The number of ether coins inside the ethereum blockchain is theoretically unlimited. But if the developers had not provided mechanisms for regulating their number, over time the number of tokens would become too large. This would cause ETH to inflate and depreciate against other cryptocurrencies and fiat money. Consider whether there is a limit on the number of tokens in circulation.

Features of the release of Ether coins

Ethereum was originally created not only as an environment for the functioning of the cryptocurrency. This is a universal blockchain on which decentralized applications can be run. On its basis, smart contracts can function, with the help of which complex interactions between participants are implemented. Thanks to these features, Ethereum has become the second largest currency in the world by capitalization, and the cost of one ether exceeds $3,000.

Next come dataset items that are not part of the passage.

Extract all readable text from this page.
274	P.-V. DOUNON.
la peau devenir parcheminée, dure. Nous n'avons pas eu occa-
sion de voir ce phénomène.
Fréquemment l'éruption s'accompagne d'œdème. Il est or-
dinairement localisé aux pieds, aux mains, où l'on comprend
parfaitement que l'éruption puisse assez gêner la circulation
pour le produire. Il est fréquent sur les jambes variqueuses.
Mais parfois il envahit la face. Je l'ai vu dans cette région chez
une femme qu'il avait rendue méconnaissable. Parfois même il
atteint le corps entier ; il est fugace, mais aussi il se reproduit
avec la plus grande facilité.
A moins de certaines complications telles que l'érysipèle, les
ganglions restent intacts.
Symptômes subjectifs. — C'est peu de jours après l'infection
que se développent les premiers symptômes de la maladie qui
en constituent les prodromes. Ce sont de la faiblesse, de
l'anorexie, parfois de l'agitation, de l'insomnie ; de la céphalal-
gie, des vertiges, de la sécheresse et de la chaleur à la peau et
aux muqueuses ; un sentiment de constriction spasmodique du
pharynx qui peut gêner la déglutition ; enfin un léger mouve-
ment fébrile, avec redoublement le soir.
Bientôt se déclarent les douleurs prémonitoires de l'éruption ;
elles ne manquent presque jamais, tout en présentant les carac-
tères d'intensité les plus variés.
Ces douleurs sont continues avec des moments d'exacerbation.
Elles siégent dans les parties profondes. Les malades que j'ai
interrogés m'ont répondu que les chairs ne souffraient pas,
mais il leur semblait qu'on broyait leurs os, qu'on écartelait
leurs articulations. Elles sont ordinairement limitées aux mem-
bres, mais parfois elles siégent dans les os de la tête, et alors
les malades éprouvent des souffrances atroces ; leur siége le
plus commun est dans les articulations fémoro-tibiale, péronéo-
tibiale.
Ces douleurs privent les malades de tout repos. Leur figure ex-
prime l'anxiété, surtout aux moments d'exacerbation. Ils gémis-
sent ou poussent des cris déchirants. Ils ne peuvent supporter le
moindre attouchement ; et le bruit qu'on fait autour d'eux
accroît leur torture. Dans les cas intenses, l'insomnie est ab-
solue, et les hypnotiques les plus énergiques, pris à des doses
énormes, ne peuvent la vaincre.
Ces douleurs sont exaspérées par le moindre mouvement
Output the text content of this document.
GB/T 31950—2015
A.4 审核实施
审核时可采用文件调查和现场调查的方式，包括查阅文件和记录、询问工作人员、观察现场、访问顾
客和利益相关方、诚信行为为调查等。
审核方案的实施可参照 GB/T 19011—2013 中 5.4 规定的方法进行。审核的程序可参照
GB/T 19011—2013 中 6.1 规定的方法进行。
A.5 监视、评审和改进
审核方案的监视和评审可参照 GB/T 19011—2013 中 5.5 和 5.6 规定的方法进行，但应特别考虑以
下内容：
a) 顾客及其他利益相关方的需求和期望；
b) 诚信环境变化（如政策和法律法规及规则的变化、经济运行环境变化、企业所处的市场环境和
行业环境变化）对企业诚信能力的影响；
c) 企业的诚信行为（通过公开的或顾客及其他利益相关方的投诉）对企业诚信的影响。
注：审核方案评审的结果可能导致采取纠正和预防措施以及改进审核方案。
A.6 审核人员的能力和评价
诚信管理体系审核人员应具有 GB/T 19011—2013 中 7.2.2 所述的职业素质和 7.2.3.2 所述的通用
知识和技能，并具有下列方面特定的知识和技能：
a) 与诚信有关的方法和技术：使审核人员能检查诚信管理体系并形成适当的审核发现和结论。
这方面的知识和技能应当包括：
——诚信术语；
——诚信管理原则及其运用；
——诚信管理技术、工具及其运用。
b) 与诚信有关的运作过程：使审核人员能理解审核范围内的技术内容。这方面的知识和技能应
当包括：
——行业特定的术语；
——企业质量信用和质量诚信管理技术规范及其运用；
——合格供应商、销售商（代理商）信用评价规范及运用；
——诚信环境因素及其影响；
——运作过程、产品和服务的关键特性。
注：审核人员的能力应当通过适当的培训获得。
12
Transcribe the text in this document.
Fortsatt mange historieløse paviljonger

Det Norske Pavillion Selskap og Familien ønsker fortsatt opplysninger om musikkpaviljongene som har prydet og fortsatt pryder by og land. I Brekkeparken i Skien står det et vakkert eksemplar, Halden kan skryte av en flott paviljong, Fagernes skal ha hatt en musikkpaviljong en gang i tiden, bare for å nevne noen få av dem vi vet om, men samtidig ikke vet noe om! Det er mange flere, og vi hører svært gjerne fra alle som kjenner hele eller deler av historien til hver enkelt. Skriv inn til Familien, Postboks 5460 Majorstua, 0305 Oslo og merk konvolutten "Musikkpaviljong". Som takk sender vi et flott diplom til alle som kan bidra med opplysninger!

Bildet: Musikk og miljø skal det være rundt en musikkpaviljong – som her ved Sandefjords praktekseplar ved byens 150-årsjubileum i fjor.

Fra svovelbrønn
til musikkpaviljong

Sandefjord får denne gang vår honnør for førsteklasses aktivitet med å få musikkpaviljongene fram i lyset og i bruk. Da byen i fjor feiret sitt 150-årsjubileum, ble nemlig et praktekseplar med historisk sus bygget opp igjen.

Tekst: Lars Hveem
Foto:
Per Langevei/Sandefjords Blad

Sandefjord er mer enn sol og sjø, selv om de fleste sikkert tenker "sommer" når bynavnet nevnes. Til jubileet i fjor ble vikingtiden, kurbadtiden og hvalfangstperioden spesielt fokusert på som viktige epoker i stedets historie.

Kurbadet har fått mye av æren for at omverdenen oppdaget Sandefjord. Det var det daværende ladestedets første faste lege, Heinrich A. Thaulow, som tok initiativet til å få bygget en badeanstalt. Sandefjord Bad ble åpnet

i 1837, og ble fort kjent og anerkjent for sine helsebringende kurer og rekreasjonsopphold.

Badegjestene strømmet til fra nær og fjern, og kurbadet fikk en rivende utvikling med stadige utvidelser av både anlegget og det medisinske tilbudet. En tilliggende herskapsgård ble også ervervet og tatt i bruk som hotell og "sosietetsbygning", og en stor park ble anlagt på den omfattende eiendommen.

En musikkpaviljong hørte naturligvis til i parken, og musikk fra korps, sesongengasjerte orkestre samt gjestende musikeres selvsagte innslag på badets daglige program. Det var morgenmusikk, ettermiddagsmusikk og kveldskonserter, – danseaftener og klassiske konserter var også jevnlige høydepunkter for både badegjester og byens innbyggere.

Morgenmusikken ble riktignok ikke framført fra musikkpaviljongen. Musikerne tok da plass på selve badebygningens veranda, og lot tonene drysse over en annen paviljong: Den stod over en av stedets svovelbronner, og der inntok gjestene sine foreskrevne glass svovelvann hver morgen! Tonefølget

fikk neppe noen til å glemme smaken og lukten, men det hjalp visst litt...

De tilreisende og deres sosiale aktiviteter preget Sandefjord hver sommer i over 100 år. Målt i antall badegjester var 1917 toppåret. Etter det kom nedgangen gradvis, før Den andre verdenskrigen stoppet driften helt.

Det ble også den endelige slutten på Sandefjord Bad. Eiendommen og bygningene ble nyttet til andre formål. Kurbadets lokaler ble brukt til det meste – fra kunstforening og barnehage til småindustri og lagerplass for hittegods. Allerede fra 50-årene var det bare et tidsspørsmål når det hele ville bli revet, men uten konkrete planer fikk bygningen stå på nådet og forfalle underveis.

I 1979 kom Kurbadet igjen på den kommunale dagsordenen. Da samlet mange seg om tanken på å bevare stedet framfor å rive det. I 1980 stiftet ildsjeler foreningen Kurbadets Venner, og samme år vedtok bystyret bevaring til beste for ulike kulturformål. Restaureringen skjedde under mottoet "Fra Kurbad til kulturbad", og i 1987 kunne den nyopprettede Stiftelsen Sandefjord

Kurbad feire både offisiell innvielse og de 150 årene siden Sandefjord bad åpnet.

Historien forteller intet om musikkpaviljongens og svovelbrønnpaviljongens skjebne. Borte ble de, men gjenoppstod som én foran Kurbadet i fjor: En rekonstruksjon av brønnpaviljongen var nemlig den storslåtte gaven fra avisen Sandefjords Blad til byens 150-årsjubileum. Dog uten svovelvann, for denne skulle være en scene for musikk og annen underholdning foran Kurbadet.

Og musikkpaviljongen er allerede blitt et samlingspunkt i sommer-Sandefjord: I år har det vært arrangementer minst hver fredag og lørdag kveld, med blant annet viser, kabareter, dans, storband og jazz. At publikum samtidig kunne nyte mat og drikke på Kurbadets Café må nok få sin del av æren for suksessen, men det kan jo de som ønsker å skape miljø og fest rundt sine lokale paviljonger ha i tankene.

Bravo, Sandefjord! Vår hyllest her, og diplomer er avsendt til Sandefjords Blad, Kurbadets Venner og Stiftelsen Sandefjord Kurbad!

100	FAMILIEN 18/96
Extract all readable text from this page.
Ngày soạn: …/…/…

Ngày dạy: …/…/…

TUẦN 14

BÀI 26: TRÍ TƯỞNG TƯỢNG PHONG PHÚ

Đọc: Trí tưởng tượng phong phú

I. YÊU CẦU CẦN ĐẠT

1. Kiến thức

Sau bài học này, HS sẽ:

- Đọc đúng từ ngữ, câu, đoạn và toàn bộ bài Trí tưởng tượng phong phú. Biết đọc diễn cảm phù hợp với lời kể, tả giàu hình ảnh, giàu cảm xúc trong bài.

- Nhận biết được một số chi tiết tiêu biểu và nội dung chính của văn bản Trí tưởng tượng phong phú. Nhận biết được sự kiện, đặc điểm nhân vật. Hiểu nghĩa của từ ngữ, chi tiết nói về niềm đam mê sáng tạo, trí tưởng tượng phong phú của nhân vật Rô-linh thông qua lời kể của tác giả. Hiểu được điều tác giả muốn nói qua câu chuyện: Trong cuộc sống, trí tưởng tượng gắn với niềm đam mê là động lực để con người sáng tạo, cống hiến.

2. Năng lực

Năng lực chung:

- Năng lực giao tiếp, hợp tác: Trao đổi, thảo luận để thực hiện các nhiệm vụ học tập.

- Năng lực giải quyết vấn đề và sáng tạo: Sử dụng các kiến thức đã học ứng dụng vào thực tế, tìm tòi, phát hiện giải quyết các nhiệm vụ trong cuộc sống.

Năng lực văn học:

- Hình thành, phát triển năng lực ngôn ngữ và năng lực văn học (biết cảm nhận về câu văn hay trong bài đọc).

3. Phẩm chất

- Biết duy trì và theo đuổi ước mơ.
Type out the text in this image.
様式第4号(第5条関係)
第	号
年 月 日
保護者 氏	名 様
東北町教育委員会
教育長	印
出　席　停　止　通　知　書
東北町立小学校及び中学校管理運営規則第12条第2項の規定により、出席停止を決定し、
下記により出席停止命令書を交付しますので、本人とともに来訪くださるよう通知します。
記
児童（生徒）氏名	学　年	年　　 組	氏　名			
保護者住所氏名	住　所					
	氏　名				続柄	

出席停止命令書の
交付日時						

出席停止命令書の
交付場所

In the cryptocurrency sphere, there are three ways to issue coins:

  • Primary placement. The creator of the blockchain emits a certain number of coins at the start of the “chain of blocks” and distributes them at his discretion. Further, it is impossible to mine new money in the blockchain.
  • Limited issue. The issuance of bitcoins is based on this principle. The algorithm has the ability to mine 21 million units of bitcoin, after which their release will stop. Only this money will be in circulation.
  • Unlimited emission. In the blockchain, you can issue any number of coins. Ethereum belongs to this type of system. That is, it is impossible to say in advance how many Ethereum coins will be in circulation in the future.


Extraction and destruction of coins

Ethereum is currently being issued by mining, although a transition to PoS consensus is expected in the near future. That is, it will be possible to mine coins by storing them on the user’s wallet.

But there is a potential problem of issuing too many coins. If this happened, then the value of each coin would gradually fall. Its rate would decrease and crypto investors would suffer losses.

To prevent this situation, the creators of the blockchain have provided a mechanism for the destruction of part of the issued money. They are “burned” in the following cases:

  • When performing transactions within the system. The base commission is destroyed, and the miners receive only a tip.
  • When forming NFT tokens. At the same time, the ethers burn out, but a non-fungible token is formed.
  • When deploying smart contracts and in other situations provided by the developers.

Burning occurs by sending coins to a non-existent wallet address on the network.

Now the number of ether coins is increasing, as mining is faster than burning. But after the transition to PoS, the opposite situation will arise. As a result, the token will become deflationary, which will lead to a gradual increase in its rate.